Los peronistas buscan el liderazgo de Bergoglio tal vez más de lo que él lo procura. Perforada la imagen de su última líder, nada más cómodo como una jefatura intachable y, en especial, lejana. Pero el Papa impone un precio: la Cultura del Encuentro. A los sindicalistas y dirigentes sociales les quita el chip de la conflictividad. ¿O no tuvo nada que ver la Iglesia con la desactivación del paro? A Macri lo pone en un dilema: ¿aceptar o no un acuerdo social?

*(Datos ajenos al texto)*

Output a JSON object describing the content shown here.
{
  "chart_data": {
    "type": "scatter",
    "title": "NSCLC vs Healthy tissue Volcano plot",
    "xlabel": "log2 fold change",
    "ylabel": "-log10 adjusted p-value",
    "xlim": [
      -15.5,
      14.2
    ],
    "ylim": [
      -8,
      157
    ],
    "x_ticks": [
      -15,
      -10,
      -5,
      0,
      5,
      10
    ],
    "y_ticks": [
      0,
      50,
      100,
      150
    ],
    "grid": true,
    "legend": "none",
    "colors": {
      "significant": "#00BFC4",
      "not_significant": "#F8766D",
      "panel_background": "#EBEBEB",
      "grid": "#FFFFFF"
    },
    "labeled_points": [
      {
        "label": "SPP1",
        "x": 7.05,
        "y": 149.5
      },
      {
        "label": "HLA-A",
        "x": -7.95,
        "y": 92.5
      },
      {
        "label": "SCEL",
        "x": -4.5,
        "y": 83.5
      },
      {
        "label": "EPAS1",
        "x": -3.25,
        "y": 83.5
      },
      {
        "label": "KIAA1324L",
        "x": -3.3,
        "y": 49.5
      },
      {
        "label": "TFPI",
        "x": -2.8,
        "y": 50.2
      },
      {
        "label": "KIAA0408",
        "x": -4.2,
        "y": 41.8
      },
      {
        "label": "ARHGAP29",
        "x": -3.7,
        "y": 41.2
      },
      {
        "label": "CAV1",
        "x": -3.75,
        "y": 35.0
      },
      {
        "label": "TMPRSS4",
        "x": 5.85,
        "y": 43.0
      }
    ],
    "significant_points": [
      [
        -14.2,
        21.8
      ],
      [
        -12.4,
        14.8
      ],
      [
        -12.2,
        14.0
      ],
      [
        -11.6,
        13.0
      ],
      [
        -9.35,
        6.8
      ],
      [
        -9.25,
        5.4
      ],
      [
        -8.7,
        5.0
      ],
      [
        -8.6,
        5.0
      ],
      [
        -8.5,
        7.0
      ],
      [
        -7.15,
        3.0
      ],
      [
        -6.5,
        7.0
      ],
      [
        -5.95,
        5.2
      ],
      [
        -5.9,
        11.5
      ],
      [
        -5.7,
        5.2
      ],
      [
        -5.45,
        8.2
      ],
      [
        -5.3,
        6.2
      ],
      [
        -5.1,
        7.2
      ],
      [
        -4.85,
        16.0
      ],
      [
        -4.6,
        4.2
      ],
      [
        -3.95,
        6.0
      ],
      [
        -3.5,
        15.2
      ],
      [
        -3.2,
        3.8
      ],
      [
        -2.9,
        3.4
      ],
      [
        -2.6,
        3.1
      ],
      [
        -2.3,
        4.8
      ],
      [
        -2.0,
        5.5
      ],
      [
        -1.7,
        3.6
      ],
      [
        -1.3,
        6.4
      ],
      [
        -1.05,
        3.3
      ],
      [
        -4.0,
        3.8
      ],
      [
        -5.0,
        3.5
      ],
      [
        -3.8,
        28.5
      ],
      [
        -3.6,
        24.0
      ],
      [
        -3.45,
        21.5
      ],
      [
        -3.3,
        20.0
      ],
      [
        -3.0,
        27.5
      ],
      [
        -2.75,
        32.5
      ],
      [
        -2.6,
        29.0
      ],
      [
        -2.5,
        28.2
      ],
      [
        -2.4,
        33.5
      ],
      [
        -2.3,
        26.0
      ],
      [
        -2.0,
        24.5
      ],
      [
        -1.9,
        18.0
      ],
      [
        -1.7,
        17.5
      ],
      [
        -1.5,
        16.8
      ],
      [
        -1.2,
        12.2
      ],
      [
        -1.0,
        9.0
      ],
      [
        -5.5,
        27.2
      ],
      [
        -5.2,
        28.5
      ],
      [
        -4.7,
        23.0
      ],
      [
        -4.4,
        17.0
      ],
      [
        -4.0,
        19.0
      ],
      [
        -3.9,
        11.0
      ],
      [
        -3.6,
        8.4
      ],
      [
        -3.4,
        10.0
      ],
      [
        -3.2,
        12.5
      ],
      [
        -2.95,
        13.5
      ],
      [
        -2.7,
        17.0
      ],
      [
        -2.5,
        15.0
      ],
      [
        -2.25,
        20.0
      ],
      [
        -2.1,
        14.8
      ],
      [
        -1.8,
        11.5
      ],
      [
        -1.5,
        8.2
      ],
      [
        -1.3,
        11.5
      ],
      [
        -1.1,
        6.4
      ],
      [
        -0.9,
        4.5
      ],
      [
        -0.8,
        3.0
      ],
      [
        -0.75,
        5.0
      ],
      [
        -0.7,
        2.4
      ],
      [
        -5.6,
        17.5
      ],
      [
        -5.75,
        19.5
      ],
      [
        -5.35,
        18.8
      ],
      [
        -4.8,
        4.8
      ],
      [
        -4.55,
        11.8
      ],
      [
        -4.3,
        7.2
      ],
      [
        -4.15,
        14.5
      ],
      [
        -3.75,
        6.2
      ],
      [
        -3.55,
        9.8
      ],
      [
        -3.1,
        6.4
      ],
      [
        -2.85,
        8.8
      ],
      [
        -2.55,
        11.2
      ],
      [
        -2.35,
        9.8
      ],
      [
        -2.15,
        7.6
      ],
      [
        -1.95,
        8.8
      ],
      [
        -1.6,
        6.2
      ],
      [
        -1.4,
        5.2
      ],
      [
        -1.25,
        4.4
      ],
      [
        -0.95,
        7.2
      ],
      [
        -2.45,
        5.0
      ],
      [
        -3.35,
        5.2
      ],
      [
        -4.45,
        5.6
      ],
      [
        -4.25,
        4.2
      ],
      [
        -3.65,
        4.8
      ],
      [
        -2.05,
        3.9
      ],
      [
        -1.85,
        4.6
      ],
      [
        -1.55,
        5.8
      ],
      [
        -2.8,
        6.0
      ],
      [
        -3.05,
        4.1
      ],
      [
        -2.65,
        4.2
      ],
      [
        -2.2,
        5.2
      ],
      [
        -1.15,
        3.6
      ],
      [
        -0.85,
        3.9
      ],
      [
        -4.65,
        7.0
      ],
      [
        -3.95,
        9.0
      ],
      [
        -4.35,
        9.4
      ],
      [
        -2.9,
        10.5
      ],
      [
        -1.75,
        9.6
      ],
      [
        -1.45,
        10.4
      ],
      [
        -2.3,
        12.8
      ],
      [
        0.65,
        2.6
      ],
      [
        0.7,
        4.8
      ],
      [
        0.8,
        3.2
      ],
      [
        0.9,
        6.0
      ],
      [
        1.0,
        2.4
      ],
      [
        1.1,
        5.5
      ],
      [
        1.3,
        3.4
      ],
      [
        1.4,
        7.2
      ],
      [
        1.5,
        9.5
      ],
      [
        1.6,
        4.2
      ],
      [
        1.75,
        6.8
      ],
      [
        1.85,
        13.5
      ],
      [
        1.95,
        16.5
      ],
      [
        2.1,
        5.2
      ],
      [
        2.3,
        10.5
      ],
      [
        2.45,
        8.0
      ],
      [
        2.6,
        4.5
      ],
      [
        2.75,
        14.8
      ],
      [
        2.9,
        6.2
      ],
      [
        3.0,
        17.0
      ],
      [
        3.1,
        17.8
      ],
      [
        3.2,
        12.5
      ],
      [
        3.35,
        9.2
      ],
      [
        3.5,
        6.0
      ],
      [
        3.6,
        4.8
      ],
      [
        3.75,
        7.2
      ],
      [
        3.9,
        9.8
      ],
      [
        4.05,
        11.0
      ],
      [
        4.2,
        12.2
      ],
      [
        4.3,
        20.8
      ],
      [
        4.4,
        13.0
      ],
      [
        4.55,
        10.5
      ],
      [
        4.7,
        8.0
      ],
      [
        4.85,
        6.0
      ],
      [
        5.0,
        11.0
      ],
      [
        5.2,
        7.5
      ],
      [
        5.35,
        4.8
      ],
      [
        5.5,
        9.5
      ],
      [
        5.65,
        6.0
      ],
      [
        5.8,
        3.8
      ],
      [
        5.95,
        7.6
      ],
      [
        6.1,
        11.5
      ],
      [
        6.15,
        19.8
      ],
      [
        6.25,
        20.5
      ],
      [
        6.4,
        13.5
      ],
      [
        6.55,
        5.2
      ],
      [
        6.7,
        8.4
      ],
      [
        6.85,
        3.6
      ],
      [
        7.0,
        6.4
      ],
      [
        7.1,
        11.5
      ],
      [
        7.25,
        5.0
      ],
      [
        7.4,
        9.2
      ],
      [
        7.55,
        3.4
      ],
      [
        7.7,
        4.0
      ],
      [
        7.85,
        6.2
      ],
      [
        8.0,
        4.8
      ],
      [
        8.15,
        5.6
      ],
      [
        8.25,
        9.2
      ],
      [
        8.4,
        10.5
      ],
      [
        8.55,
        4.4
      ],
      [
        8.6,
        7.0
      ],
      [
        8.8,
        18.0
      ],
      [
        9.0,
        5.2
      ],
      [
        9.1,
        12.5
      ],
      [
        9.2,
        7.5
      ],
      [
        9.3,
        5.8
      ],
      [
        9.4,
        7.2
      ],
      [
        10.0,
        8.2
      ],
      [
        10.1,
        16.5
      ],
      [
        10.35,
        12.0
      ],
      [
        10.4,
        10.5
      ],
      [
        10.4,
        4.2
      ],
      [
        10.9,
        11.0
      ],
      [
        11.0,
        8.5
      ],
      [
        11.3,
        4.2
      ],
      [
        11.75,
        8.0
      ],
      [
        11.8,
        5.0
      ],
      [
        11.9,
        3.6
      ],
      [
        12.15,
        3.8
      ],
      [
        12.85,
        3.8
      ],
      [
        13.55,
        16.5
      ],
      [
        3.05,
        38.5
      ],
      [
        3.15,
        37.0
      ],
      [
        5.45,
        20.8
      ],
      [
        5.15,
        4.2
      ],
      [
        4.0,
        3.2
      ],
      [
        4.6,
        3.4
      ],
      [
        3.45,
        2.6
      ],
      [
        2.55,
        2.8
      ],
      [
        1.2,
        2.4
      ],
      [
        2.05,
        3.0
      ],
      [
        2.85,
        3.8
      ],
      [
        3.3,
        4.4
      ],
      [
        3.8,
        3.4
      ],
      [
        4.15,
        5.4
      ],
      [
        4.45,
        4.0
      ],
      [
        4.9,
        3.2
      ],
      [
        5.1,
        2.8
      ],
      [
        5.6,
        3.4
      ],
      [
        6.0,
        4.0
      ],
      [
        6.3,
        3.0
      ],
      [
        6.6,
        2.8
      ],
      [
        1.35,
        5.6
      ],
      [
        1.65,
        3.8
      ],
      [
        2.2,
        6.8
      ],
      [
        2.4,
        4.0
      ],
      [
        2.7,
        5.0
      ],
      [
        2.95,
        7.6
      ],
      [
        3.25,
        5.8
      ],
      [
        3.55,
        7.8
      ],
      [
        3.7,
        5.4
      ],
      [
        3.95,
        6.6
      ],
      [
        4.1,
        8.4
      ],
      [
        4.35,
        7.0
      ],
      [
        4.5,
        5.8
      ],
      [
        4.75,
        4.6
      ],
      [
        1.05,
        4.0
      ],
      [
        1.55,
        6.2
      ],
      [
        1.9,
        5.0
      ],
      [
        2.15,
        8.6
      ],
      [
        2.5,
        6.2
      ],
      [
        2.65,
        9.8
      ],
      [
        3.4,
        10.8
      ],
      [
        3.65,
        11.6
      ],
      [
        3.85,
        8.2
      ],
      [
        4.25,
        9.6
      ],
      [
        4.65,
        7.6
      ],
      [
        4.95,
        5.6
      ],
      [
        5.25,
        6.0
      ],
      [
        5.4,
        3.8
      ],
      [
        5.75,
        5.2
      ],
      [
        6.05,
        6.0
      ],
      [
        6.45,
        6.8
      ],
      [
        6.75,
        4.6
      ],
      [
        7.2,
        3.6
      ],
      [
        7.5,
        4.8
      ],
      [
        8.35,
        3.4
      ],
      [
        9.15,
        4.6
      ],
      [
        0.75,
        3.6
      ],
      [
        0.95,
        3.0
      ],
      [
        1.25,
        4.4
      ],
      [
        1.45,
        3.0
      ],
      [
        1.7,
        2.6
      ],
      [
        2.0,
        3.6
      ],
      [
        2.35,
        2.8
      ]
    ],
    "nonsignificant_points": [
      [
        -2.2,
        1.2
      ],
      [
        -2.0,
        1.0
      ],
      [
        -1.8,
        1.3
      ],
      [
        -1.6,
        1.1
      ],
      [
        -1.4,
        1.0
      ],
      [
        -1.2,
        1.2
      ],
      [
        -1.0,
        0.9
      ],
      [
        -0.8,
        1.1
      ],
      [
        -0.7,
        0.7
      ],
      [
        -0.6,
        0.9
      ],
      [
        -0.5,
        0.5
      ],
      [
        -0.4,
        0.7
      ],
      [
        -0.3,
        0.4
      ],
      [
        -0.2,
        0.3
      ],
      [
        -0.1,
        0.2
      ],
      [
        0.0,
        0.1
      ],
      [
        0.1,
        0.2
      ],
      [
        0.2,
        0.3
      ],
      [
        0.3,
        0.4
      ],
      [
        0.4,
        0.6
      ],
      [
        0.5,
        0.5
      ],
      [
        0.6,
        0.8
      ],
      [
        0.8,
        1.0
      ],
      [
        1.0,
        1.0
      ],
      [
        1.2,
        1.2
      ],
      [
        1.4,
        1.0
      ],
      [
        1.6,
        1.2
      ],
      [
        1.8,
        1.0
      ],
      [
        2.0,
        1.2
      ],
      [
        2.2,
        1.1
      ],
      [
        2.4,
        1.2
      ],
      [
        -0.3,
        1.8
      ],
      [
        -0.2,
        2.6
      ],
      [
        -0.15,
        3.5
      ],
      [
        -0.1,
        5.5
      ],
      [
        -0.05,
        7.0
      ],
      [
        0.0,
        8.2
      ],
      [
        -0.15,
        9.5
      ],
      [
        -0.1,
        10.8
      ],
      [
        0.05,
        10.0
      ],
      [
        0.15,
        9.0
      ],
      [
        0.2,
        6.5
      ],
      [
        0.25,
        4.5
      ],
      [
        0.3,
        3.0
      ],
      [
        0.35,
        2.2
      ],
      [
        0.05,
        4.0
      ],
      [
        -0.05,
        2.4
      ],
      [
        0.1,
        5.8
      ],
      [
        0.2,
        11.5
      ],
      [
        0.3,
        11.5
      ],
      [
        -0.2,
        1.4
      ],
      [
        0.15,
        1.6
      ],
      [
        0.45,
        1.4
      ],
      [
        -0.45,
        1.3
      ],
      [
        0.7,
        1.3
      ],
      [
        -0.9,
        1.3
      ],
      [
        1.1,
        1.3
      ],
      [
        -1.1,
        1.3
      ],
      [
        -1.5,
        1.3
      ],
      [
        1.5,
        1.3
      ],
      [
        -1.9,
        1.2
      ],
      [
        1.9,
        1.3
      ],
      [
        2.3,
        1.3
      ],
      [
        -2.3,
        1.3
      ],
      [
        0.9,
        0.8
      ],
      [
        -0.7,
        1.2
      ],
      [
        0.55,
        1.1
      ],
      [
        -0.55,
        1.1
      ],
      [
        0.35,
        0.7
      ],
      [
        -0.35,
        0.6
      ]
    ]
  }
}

Tal vez esa mesa se instale pronto. Cuando desaparezca la razón que la impedía: la espiral inflacionaria. Macri pretende que la derrota sobre los precios se le reconozca a él. No a una liga de corporaciones. Cuando quede claro ese triunfo, la mesa del diálogo que piden los obispos será, tal vez, una necesidad. Llega la hora de discutir la competitividad. Y el «populismo con visión de largo plazo» que es Cambiemos no quiere ser el abogado de los patrones. Macri sueña con que se lo vea como un líder pro mercado. No pro empresarios. En la Argentina son dos cosas distintas. En muchísimos casos, contradictorias.